Our kids are 8 and almost-10, and the elder kiddo is getting to that age where her peers are starting to have cell phones and I expect some of her friends will get a cell phone as a gift at Christmas. We are not opposed to them having cell phones, as long as they are given with certain expectations and parameters, and we know that each family has their own very personal reasons for choosing to give or not to give their children cell phones. I was originally VERY against cell phones until middle school, but then I thought about high school French class and the European foreign exchange students we used to host.
In class, we were taught that it’s not uncommon for teens as young as 13 to have a glass of wine with family meals.

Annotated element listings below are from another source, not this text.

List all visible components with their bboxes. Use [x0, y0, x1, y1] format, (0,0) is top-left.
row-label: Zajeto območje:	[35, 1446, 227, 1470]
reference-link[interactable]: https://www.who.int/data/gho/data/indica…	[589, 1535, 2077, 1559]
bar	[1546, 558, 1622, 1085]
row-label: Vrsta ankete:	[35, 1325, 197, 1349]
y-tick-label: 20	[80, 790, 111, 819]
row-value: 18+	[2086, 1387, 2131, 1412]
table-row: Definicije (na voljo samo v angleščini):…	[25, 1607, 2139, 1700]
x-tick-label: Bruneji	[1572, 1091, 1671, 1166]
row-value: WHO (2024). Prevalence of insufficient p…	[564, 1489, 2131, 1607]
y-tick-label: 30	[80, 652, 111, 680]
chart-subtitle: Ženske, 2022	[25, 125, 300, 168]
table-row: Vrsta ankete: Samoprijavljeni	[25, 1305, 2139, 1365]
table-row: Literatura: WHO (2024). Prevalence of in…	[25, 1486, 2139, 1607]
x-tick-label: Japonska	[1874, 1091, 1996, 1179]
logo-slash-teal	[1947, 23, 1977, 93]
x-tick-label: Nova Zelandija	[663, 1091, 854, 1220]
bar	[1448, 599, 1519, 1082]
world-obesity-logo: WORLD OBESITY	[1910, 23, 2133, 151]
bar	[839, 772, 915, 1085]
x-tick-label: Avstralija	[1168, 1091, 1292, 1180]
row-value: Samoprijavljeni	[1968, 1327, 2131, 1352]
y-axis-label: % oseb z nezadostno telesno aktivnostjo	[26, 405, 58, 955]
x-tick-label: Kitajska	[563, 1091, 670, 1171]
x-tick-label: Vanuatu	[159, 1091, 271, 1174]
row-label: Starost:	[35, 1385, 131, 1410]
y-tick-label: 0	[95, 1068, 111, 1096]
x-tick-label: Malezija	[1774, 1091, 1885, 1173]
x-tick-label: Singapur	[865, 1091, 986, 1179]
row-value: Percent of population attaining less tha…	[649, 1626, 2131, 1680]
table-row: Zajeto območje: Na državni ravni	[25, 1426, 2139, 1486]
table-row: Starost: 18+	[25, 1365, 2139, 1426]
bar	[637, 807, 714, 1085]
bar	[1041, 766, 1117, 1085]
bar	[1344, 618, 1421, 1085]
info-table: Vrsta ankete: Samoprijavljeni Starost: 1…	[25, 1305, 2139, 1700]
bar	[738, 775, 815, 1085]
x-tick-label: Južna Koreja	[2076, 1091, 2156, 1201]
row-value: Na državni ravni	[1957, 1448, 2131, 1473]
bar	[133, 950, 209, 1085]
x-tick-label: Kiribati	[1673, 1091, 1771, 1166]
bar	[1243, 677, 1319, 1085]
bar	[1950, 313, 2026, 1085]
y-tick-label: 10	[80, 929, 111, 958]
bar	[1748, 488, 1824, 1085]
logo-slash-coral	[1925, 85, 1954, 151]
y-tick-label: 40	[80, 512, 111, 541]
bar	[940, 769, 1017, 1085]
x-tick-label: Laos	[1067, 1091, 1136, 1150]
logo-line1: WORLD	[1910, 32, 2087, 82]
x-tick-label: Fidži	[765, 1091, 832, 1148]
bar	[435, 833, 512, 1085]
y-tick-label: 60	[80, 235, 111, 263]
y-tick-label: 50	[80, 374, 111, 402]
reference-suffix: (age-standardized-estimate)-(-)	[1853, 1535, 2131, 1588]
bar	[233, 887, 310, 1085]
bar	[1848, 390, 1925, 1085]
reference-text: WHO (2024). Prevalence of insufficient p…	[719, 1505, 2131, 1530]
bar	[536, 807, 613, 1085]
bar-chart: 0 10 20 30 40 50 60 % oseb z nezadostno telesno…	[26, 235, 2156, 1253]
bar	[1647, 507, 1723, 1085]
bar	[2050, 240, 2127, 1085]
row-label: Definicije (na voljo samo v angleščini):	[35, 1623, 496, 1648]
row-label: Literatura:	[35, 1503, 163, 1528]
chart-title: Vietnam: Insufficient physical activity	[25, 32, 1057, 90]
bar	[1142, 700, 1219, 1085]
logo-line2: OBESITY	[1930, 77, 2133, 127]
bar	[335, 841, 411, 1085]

It is generally culturally acceptable, understanding that this gives them a responsible exposure to the art of enjoying in moderation. We hosted students from France and the Czech Republic over the course of a handful of years, and this was pretty common for all of these families, as well. (Note: we did not allow them to drink while they were staying with us, but we had conversations about how it was just not a big deal in their countries.). These cultures normalized it, instead of making it “taboo” and I thought “Why can’t we try to do the same with cell phone usage?”
We set specific rules, added in a lot of parental controls and restrictions, and our child had to agree to abide by these before we would even let her touch the phone. (I can do another post about our rules and how it’s going if there is interest! Let us know in the comments!) She has anxiety and sometimes just discretely sending me a text during the day helps with it. Honestly, many days she forgets it at home, and that’s ok.
(Author note: yes, I know there are many alternatives, such as a smartwatch, a Relay phone, A Gizmo, etc – trust me when I say I spent hours and hours researching and agonizing over this, and I drove my poor husband insane with the back and forth I had with myself.)
We chose a random Sunday to do it – I did not want to give her the cell phone as a gift or reward. We want her to know that while we let her use it, it really belongs to us, and she should treat it as something she is borrowing. We gave the cell phone, not as a gift, but as a tool.
It was my old phone, so we did go shopping to get a cute case for it (we had to make it a little fun!), and she is responsible for it, as she would be for her school Chromebook, but she knows it doesn’t really belong to her. (Side note: since it’s not under a contract, she also knows that I can cancel the whole thing if there are ongoing issues.)
Down the road as a teen, she may get an upgrade as a gift, but that’s a handful of years away, and for her first device, I felt like a hand-me-down from her parents on a long-term loan seemed like a good fit for our family. It reminded me of “my” first car – a brown 1985 Cutlass Ciera. It was available to me to drive, but I knew it was my parents’ car.
I cannot reiterate this enough – it’s a very personal decision for every family. I’m just sharing my perspective as to why we didn’t give our child a cell phone as a gift. As the VSCO “kids” say these days… “You do you, Boo.”